Katniss stares at him, and she can feel her face scrunch up in frustration. To her great relief, her little sister chooses that moment to interfere. She really can't believe how good Prim is with setting her own horror aside for the sake of other people, already at the age of twelve.
"Let's go demolish that old shack some more, yeah?" she asks him, forcing his hand open to make him clutch her own instead.
As for Vick, that one is a harder nut to crack. The kid is only eight years of age, and a small, sprightly boy with a happy, careless mind, who should never have to be faced with terrible situations like this one. No one should, really, but some just handle it better than others. When he won't pry his hands away from his eyes, no matter how much Katniss demands he pulls himself together, or pleads with him, she just sighs, and puts aside her own despair for a moment.
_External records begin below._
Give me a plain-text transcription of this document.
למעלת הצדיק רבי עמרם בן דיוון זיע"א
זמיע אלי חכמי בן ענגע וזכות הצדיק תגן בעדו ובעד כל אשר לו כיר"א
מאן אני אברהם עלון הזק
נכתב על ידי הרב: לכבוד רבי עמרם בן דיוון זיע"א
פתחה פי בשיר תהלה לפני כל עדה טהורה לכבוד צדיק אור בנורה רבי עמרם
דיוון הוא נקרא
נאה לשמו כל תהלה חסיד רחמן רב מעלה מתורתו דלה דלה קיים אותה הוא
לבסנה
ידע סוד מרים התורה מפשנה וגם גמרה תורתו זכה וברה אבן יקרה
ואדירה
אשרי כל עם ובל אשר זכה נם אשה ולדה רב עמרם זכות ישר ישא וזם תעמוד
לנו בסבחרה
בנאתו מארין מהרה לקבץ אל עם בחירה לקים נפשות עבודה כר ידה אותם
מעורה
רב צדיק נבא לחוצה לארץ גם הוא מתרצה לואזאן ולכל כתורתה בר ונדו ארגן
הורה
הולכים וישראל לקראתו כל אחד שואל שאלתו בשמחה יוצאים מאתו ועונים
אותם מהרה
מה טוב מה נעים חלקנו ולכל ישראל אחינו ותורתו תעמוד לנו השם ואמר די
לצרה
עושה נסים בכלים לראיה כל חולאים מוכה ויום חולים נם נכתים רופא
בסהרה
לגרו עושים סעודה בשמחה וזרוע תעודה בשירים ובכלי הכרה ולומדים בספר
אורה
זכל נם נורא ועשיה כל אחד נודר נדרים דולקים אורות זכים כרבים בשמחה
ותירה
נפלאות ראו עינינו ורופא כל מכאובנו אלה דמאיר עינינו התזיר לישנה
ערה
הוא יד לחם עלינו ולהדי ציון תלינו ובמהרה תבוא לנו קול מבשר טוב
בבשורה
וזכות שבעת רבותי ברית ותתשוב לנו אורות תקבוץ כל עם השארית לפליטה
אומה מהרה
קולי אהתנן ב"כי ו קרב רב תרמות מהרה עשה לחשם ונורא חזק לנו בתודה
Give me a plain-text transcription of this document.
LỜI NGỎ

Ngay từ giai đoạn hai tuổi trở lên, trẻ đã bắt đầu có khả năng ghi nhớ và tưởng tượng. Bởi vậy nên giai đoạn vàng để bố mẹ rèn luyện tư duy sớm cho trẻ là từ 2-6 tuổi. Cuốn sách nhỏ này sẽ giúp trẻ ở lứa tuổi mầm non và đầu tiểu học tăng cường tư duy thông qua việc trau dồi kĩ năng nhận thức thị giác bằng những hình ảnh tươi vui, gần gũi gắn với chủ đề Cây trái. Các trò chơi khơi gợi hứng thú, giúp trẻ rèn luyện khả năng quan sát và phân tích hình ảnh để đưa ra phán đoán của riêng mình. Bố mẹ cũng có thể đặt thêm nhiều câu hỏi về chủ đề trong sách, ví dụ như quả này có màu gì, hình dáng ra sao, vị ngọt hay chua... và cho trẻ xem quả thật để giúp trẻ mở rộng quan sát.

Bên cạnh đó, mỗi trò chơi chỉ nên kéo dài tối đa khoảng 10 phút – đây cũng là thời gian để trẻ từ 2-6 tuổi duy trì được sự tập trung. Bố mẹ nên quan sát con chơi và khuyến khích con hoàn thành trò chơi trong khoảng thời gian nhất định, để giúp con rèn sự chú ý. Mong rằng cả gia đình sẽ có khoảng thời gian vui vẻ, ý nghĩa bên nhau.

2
"It may still be okay, Vick," she murmurs in his ear, when it's almost just the two of them left in the room many minutes later. The only response she gets is a muffled little sob.
She ends up carrying his small, thin frame all the way back to the Seam, while never ending tears slowly soak the shoulder of her worn shirt since he refuses to show his face to the world. His mother opens the door with worry lines etched almost as deep as her own ones. They share no more than a look, and a minimum of quick words.
"We'll be over later. With food."
Hazelle takes over her youngest son from her aching arms, nods once, and disappears back into the house, like she wants the door to close as quickly as possible. No point in putting their misery at display for the neighbours, any more than necessary. The way home is slow, agonisingly long despite the short distance. The sunlight takes on a strange, dreamlike quality in her drained state, and the air seems to be shimmering when she tries to focus her gaze. Every few minutes, she imagines she can sense Gale's presence by her side, just about hear the softest thud of his boots on the grovel beneath her feet. Each time, she snaps her eyes open, shakes the fogginess of almost-sleep out of her head - because that thought only scares her further. If he were indeed able to walk beside her in spirit, it could only mean one thing, and that possibility is all too real to be imaginable.